悠太は俺の普段より幾分か不機嫌な様子にやっと気づいたようであった。あわてて言葉をつなぐ。
「いや、だって、おまえとはもう、そんなコトする必要ないって言うか………目で判るじゃん」
湯気だけでなく顔を赤らめて、小声で言う。
湯船の反対側にいる品川竜司に聞こえないように注意した声。すこし、かすれ気味。
………内容も含めて、腰にズンと来る。
やっぱこいつカワイイ。
さっきむかついた事なんて棚に上げて、悠太をめちゃくちゃに抱きしめたくなる。
………い、いや、はやまるな、俺。
計画上、こんなところで暴走してしまったら、悠太をただ怒らせて逆に張っ倒されて逃げられるのがおちである。そのザマをさらに奴に見られてしまうのだ。

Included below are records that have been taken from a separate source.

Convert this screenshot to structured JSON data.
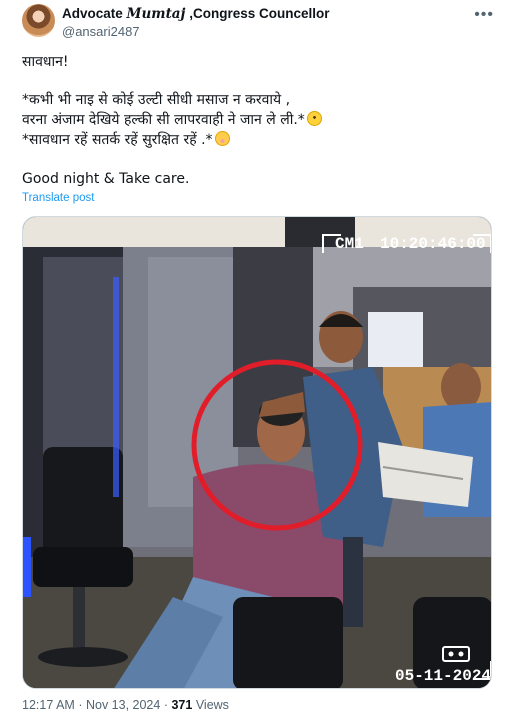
{
  "author": {
    "display_name_prefix": "Advocate ",
    "display_name_fancy": "Mumtaj",
    "display_name_suffix": " ,Congress Councellor",
    "handle": "@ansari2487"
  },
  "more_icon": "more-horizontal-icon",
  "tweet": {
    "line1": "सावधान!",
    "line2": "*कभी भी नाइ से कोई उल्टी सीधी मसाज न करवाये ,",
    "line3": "वरना अंजाम देखिये हल्की सी लापरवाही ने जान ले ली.*",
    "line4": "*सावधान रहें सतर्क रहें सुरक्षित रहें .*",
    "line5": "Good night & Take care."
  },
  "emojis": [
    "face-screaming-in-fear",
    "flushed-face"
  ],
  "translate_label": "Translate post",
  "media": {
    "cctv_camera": "CM1",
    "cctv_time": "10:20:46:00",
    "cctv_date": "05-11-2024",
    "highlight_color": "#e11d2a"
  },
  "meta": {
    "time": "12:17 AM",
    "date": "Nov 13, 2024",
    "separator": "·",
    "views_count": "371",
    "views_label": "Views"
  }
}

油断すればたちまち理性を圧倒しそうな欲情を必死に押し留める。
「な、悠太。サウナ入んねー?」
計画の幕開けになる言葉を切りだしながら。
* * * *
計画はこのホテルに有るウェットサウナの存在を知ったときに、俺の頭ん中で構築された。
ウェットサウナ。
普通のサウナみたいにただひたすら暑くて、水に浸したタオルを口に被せとかないと息すらできないような奴じゃなくて、室内には水蒸気が充満していて、ちょっとした熱帯気分を味わえる奴。もちろん、暑いのは暑いんだけど、あの水蒸気のおかげで普通のサウナの倍は耐えられる
。
―――これなら、いいかもしんない。
ということで、後は状況をどう演出するかという課題が残るのみである。
俺はどうでもいいのだが、悠太が泣くとかわいそうなので、ターゲットは品川竜司、ただ一人だ。
いかにして、俺に悠太に奴。この三人だけにするか。
当然、バスケ部の合宿である。
練習後はみな汗を流すために風呂に入る。練習後は入らないと、くさいまま夕食を食べないといけない。だが、そうすると、部員全員がほぼ同時に入るわけで、悠太がその状況で許すわけがないよな。
さて、どうしたもんか。
やりくりに悩んでいたら、あっさりと機会は訪れた。
悠太が、ポジションが同じ竜司に夕食後の個別特訓を申し込んだのだ。
………それ事態はけっこうむかつく事なんだが、いい機会である。
俺は、企みを隠した笑顔でその特訓へのサポートを申し出た。
あとは、容易いもんである。
練習に疲れたみんなが、飯食って腹いっぱいで寝込む頃に特訓が終了し、そして、汗だくになった俺たち三人は、本日2度目の入浴となったわけである。
当然の流れだ。
で、今、計画の最終段階が始動しようとしている。
名付けて、”一石二鳥の一挙両得大作戦”。
ウェットサウナの扉を開いて、俺は悠太を手招きした。
傍から見たら、けっこう情けないほど、下心ありありな顔になっていたかもしれない。